As a child, Liebenberg had difficulty processing experiences like these, as he mainly encountered the very upbeat media message, “everything’s going to be okay”. Rather than reinforcing such a message in his book, he wrote the kind of stories he would have liked to have read as a child—narratives that describe how to overcome hardships.

Liebenberg says that the stories are appropriate for children aged 8 and up. Before self-publishing The Train to Sleepy Hollow, he showed his stories to his young cousins and they enjoyed them, even though they had not experienced all the struggles described in every tale. The stories have also received a positive reaction online.

“I published independently, and I got number 1 on the bestseller list for children’s horror for two weeks, which was really special for me, even though I don’t know how Amazon’s algorithm works,” says Liebenberg.

In approximately two months, he plans to publish what he calls the “spiritual successor” to The Train to Sleepy Hollow. This yet-to-be-titled book is intended for children aged 11 and up.

“Instead of dealing with external factors like forces that would act upon you—that would cause you trauma—it’s more about the struggles you would face internally,” he says. “And I wanted to try and show more adult themes while still being accessible to younger readers.”

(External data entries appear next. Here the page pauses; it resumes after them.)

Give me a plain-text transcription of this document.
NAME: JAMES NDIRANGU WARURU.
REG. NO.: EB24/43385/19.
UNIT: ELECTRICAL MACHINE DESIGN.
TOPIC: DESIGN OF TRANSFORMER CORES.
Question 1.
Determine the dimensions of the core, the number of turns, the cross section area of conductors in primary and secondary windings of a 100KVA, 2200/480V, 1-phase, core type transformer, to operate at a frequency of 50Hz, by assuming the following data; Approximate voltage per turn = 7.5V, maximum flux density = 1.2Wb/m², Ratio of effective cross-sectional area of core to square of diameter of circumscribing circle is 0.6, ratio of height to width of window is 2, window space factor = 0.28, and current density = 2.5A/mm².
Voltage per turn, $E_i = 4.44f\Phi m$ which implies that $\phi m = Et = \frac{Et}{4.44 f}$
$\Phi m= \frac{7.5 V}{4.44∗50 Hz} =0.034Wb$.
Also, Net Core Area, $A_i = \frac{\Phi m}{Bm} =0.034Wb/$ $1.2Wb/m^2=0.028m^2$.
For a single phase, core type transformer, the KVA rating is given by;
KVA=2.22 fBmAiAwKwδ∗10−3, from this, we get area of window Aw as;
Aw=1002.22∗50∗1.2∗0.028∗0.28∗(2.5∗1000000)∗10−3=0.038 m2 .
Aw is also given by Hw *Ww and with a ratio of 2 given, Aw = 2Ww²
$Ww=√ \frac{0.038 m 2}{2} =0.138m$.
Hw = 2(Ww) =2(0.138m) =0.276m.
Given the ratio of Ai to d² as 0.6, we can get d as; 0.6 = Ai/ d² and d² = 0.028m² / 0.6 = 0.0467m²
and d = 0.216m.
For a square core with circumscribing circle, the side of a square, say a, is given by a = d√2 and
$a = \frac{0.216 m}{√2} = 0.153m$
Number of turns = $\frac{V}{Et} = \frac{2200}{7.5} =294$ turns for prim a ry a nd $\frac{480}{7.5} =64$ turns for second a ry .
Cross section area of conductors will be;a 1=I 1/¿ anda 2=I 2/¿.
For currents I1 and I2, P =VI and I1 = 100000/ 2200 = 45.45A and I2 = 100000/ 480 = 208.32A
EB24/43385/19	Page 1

Liebenberg would love to write full-time, but he also would like to pursue a career in law. Since graduating from SFU, he has worked as a copywriter and editor. He advises aspiring writers to put the ideas they are most passionate about where others can see them.

“If you have a good idea, you should try and produce it because there’s always going to be someone that that idea touches,” he says. “And as long as people can see that they’re not alone with whatever feeling they’re having, that’s always a very important thing.”